Destroying the GPT, recreating it, and destroying it again.

But, even after doing this, the FBSD9 installer isn't seeing the windows partition.

So, I've destroyed the GPT. Reboot and have windows XP installed. FBSD installer shows a blank empty disk still. For whatever reason, the FBSD installer partition tool isn't seeing the MBR at all. I think maybe It is corrupt? Or its in a state where Windows can read enough of it and load, but the FBSD installer isn't reading it enough to show the partition.


----------



## wblock@ (Nov 24, 2012)

rhish said:
			
		

> Concerning the [cmd=]RECOVER[/cmd] versus [cmd=]RESTORE[/cmd]. I was unsure about that. In the MAN page it shows 'restore' as being the option for restoring the primary using the 'backup'. I assumed this meant using the secondary to restore the primary.
> But the restore is for something unrelated to the secondary? It restores a 'backup' I would have needed to create beforehand?



Yes, it restores a backup created with gpart backup.


----------



## wblock@ (Nov 24, 2012)

kpa said:
			
		

> No, do not recreate the GPT, that seems to be the biggest misunderstanding here. Windows XP can not be installed on a GPT partitioned disk, it has to be MBR. Destroy the GPT and create a MBR partition table using Window's own partitioning tools.

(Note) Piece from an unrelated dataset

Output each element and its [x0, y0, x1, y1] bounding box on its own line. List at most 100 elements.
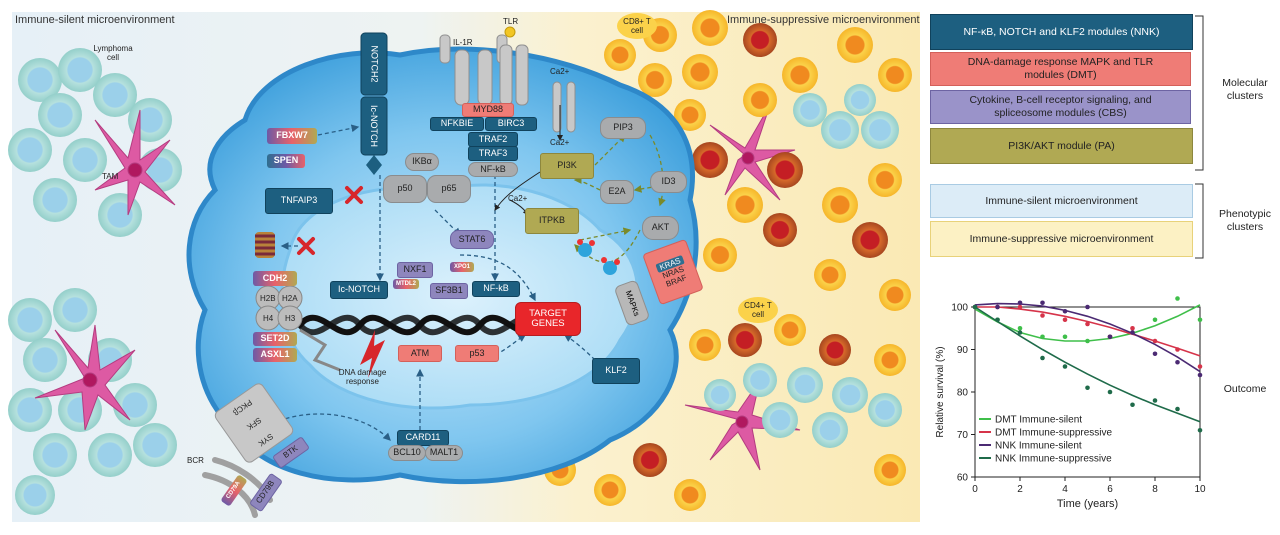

If you're looking at post #2, it creates a GPT scheme and then destroys it just to make sure the secondary GPT is destroyed.


----------



## rhish (Nov 24, 2012)

Success!

The FBSD installer now sees the Windows partition. 
I think the create, destroy worked. That added little step to ensure both tables get wiped congruently seemed to make the difference.

Once I get FBSD installed ill throw the boot0cfg and be back in business.

thanks!


----------



## rhish (Nov 25, 2012)

Everything worked!

There was a weird bug when I did my first reboot. The bootmgr came up
F1 Win
F2 FreeBSD

F6 PXE Boot #

with the "#" and the prompt was right after it, any button I pushed started adding more #'s

#######

So I did a hard reboot and everything is normal, seems to be working correctly.

Thanks for the help WBlock


----------